The first hearing took place on 16/9/1442, and the decision was delivered on 21/10/1442.
A company filed for a preventive settlement based on financial hardships. The court was satisfied that the business could improve, and the company demonstrated good faith through full disclosure and its diligence in listing and notifying all its creditors.
The case was filed on 8/9/1442, and the decision was rendered on 22/10/1442.
Act of Bankruptcy and the court’s power to order the appropriate bankruptcy procedure
A creditor filed a liquidation application against debtor. The debtor did not attend hearings. The court noted that a creditor could file a petition of liquidation against his debtor if the latter commits an act of bankruptcy, namely stopping to pay due debts. And the court was satisfied that the debtor went into default by his failure to discharge court orders of payment. The court inquired about the assets and accounts of the debtor from relevant authorities and banks, and was satisfied that the creditor’s own debt exceeds proved assets of the debtor. However, the court found that the proved assets of the debtor fell short from meeting the expected liquidation expenses. Therefore, the court refused to order liquidation and, instead, exercised its power to order administrative liquidation by the Bankruptcy Committee at the Ministry of Trade.
The first hearing took place on 18/6/1442, and the decision was given on 21/10/1442.

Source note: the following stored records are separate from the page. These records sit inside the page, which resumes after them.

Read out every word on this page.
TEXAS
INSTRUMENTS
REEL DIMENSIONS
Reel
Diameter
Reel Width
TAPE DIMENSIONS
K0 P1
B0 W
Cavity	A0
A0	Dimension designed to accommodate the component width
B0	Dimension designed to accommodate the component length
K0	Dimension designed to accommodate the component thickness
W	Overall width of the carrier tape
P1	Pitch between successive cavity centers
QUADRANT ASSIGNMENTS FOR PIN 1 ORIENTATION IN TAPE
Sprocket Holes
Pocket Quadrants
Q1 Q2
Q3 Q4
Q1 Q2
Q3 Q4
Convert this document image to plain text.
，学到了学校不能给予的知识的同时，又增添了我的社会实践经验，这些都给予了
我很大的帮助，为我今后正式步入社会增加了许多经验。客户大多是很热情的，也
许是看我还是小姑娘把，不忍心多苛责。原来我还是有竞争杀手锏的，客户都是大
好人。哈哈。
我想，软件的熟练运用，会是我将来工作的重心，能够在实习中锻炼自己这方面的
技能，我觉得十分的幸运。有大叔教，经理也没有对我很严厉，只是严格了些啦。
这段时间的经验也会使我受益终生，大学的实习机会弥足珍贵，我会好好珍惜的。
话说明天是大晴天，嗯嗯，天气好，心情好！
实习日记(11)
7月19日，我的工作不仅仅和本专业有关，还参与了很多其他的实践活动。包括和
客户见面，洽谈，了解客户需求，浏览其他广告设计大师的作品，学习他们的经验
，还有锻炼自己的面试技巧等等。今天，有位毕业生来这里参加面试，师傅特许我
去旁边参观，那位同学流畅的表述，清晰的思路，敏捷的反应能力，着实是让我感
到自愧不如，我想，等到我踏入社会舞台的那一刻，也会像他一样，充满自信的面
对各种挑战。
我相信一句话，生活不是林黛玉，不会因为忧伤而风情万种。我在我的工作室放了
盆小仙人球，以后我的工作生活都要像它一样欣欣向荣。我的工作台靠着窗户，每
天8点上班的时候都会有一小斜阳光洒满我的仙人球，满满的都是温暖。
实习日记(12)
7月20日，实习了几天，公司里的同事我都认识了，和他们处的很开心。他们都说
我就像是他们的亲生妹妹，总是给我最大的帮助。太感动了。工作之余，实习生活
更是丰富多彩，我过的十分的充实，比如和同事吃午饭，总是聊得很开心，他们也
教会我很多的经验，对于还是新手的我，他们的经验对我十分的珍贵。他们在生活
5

A creditor filed a petition for liquidation against its debtor. The creditor provided a court decision ordering the debtor to pay, and stated that the debtor has defaulted. The court dismissed the petition because it found that the creditor did not provide proof that he has demanded repayment from the debtor. The court pointed out that under section 9 of the Implementing Bylaw of the Bankruptcy Regulation, a creditor filing for liquidation against its debtor must provide proof of a legal notice for payment served on the debtor at least 28 days prior to the filing, and according to section 48 of the same Bylaw, the legal notice must specify the debt, its cause, and its amount. The court decision ordering payment itself was not a sufficient act of bankruptcy to prove missing payment.
The petition was filed on 8/5/1442, and the decision was delivered on 21/10/1442.
Creditors barred from seeking liquidation pending a reorganization procedure:
An attorney representing 94 creditors filed a petition for liquidation against the debtor. The court found that a reorganization procedure had already been ongoing and, therefore, a petition for liquidation was inadmissible.
This decision indicates that creditors may not be able to seek termination of a reorganization procedure.
The decision was issued on 28/10/1442.
A debtor who has ceased to carry on business is not eligible to file for liquidation
A debtor filed for liquidation based on his debts that he could not pay back, and which had led to discontinuing his business since 2017. The court dismissed the application. The court reasoned that for a debtor to be eligible to file for liquidation must be carrying on an economic activity according to the Bankruptcy Regulation. The court interpreted the condition of “carrying on” an economic activity as requiring actual carrying on of the business through an existing establishment, with a valid legal permit, at the time of the filing or until shortly prior to it. The court noted that the debtor did not operate during the last 24 months and said that the existence of an inoperative establishment did not make the debtor eligible to file for liquidation.
This decision triggers questions about the interpretation of “the carrying on of an economic activity” as a condition for the application of the Bankruptcy Regulation to a debtor. In other national laws, one finds that a trader who stopped carrying on his business could file for bankruptcy based on debts arising from the discontinued business. And creditors could seek liquidation of the estate of a deceased debtor. It seems, therefore, that the court’s view is subject to reconsideration in future cases to extend the scope of the Bankruptcy Regulation to debtors whose debts resulted from their economic activity, even if that activated had been discontinued.
 For example in Australia, see R. Azmi and S. Ahmad, Discharge and pre-rehabilitation under bankruptcy law and Islamic law: a boon or a bane?, Commonwealth Law Bulletin, 2019 (45) 2, 189, 195; and for an example from Belgium, see Melissa Vanmeenen, Corporate Rescue in Belgium, in Teaching and Research in International Insolvency Law: Challenges and Opportunities (Michael Veder and Paul Omar, eds. ) INSOL Europe, Nottingham, 2015, 77, at 79, 87-90.